Donations to the Mid-Shore fund have ranged from $12 to $25,000, and the contributions come from women and men.

“We encourage donations from everybody, even men,” Whitcomb said. “We have some very strong male supporters. Any fund that we grant that strengthens the lives of women and girls also strengthens families and communities.”

To date, the group has granted more than $152,000, and has a permanent endowment of more than $400,000.

“Every donation that comes in doesn’t go out the same year,” Whitcomb said. “We want the Women and Girls Fund to be around long after we’re gone.”

At the Women’s Giving Foundation at THE ASSOCIATED: Jewish Community Federation of Baltimore, each of its 85 members gives $1,000 annually so everyone has an equal say in where the money will go.

“There’s a lot of healthy debate,” said Alyson Meister, external relations liaison for the foundation.

“Some people feel strongly about giving to grassroots organizations; some people feel strongly about giving to groups with a known track record,” she said. “The needs of the group are as different as the group itself.”

With so many different giving circles in the region, Meister is looking into collaborating with them.

“If our mission statements are similar, why not join together and donate to make more of an impact?” she said.

Buffy Beaudoin-Schwartz is helping to strengthen relationships among the state’s giving circles.

As communications director for the Association of Baltimore Area Grantmakers, Beaudoin-Schwartz is firmly entrenched in the giving community. Over the last 10 years, ABAG has published information about giving circles and helped groups get organized.

“I was the point person for all that for all these years,” she said. “What I was finding was that all of my colleagues in giving circles would call me and say they heard about what was happening in Frederick or Howard County and wanted to know how they could do something similar.”

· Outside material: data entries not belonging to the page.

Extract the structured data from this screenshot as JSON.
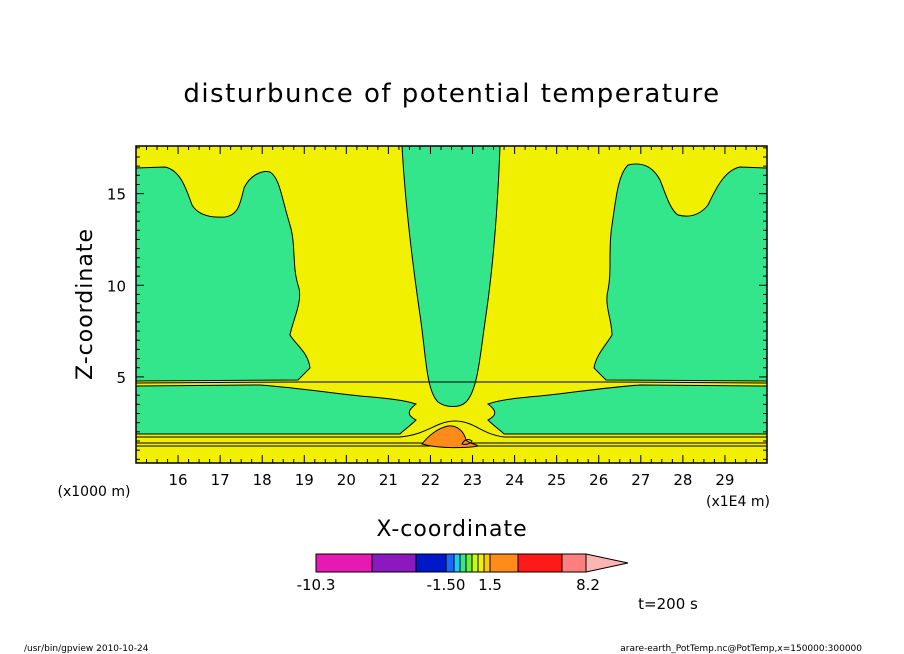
{
  "chart_data": {
    "type": "contour",
    "title": "disturbunce of potential temperature",
    "xlabel": "X-coordinate",
    "ylabel": "Z-coordinate",
    "x_unit_label": "(x1E4 m)",
    "y_unit_label": "(x1000 m)",
    "xlim": [
      15.0,
      30.0
    ],
    "ylim": [
      0.3,
      17.6
    ],
    "x_ticks": [
      16,
      17,
      18,
      19,
      20,
      21,
      22,
      23,
      24,
      25,
      26,
      27,
      28,
      29
    ],
    "y_ticks": [
      5,
      10,
      15
    ],
    "colorbar": {
      "labels": [
        "-10.3",
        "-1.50",
        "1.5",
        "8.2"
      ],
      "colors": [
        "#e619b3",
        "#8c19c0",
        "#0019c8",
        "#1a66ff",
        "#19c8ff",
        "#33e68c",
        "#6cf03c",
        "#c8ff00",
        "#f0f000",
        "#ffc800",
        "#ff8c19",
        "#ff1919",
        "#ff7f7f",
        "#ffb4b4"
      ]
    },
    "background_color": "#f0f000",
    "positive_color": "#33e68c",
    "peak_color": "#ff8c19"
  },
  "annotations": {
    "time_label": "t=200 s",
    "footer_left": "/usr/bin/gpview   2010-10-24",
    "footer_right": "arare-earth_PotTemp.nc@PotTemp,x=150000:300000"
  }
}
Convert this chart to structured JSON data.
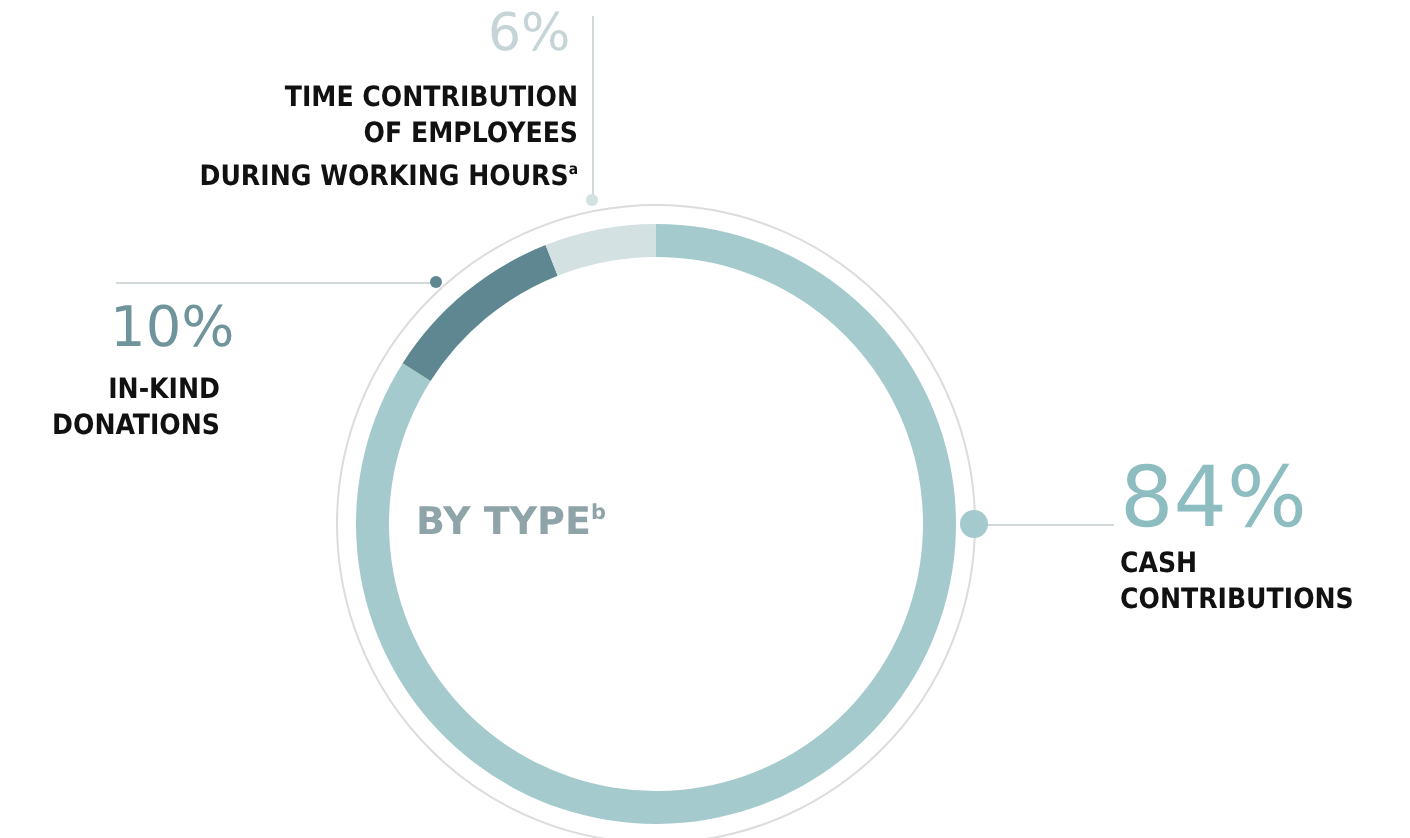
{
  "chart_data": {
    "type": "donut",
    "title": "BY TYPE$^{b}$",
    "categories": [
      "CASH\nCONTRIBUTIONS",
      "IN-KIND\nDONATIONS",
      "TIME CONTRIBUTION\nOF EMPLOYEES\nDURING WORKING HOURS$^{a}$"
    ],
    "values": [
      84,
      10,
      6
    ],
    "colors": [
      "#a5cacd",
      "#5f8792",
      "#d4e1e3"
    ],
    "value_labels": [
      "84%",
      "10%",
      "6%"
    ],
    "legend": false
  }
}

In the tradition of giving circles, ABAG decided to pool the area’s resources by holding an annual Giving Circle Connector Workshop. The second annual meeting was Wednesday.

Members of Anne Arundel Women Giving Together attended the workshop both years, and its president, Gloria Martin-Pressman, said the groups seemed more established this year.

“Last year, there were newer groups and there was so much energy and excitement,” she said. “The needs and questions in the group were different this year, more mature.”

None of the giving circle members who spoke to The Daily Record said they had seen a dip in membership or donations, even in the current tight economy. But Martin-Pressman said her goal of adding 70 new members to the 132 in her group this year “may have been overreaching.”

According to Giving USA, a publication released Monday by the Giving USA Foundation, a philanthropic advocacy organization, donations to American nonprofits and charities in 2007 increased 3.9 percent.

Giving USA attributed the strength of giving last year to the performance of the stock market in the first half of 2007 and increases in corporate and personal income. Survey participants were most concerned about a lagging economy and the health of the stock market affecting donations in 2008.

But the women at Wednesday’s workshop were focused less on the economy than on mentoring one another. Terrell, of the Associated Black Charities, said her group would be looking to grow by using ideas from other giving circles in the area.

“That’s so core to the strength of women’s giving circles,” she said. “They exist to leverage other people’s time, talent and money.”